Neil Patel's Newsletter — The Generalist Powerhouse
Subscribers: Massive (exact count not public, site gets 8M+ monthly visitors). Frequency: Multiple per week.**
Neil Patel covers everything — SEO, paid ads, social media, content marketing, AI tools — with the production quality of a media company. The content is broad rather than deep, which means you'll find something relevant in most issues regardless of your specialty.
Best for generalist marketers and small business owners who need to stay current across all digital marketing channels. The breadth means individual topics get less depth, but as a survey of the landscape it's efficient.
How to Pick Without Subscribing to Everything
Don't subscribe to all ten. Pick two based on your role:
- Brand marketer: Marketing Brew + Why We Buy
- Content marketer: CMI Newsletter + Backlinko
- Social media manager: Link in Bio + Social Media Examiner
- Solo founder: The Saturday Solopreneur + TLDR Marketing
- Growth marketer: TLDR Marketing + Neil Patel
If you want these sources (and dozens more) aggregated and filtered by your specific interests, twixb's marketing newsfeed tracks marketing publications and surfaces only the posts matching your keywords with AI summaries.
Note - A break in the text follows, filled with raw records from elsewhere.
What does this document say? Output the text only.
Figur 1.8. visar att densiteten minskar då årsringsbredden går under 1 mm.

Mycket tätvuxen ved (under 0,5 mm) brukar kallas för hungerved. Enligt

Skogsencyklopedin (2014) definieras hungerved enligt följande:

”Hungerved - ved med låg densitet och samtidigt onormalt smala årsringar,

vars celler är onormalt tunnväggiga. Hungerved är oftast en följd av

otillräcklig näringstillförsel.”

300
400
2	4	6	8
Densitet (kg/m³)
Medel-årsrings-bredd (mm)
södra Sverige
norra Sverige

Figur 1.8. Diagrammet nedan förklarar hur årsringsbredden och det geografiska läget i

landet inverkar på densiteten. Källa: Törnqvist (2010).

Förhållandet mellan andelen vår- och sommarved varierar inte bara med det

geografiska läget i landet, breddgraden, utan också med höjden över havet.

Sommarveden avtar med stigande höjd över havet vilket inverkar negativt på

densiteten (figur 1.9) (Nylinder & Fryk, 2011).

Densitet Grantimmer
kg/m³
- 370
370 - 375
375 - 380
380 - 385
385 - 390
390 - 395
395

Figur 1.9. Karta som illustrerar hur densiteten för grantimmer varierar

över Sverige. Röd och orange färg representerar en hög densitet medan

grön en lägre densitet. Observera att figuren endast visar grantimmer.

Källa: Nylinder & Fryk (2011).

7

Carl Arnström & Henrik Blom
But even a curated inbox with two newsletters beats subscribing to everything and reading nothing.
The Bottom Line
The best marketing newsletter isn't the one with the most subscribers. It's the one that consistently makes your work better. Every newsletter on this list does that for someone. None of them does it for everyone.
Pick the two that match your role, read them for a month, and drop anything that doesn't earn its spot in your inbox. The goal isn't to read about marketing. It's to do better marketing.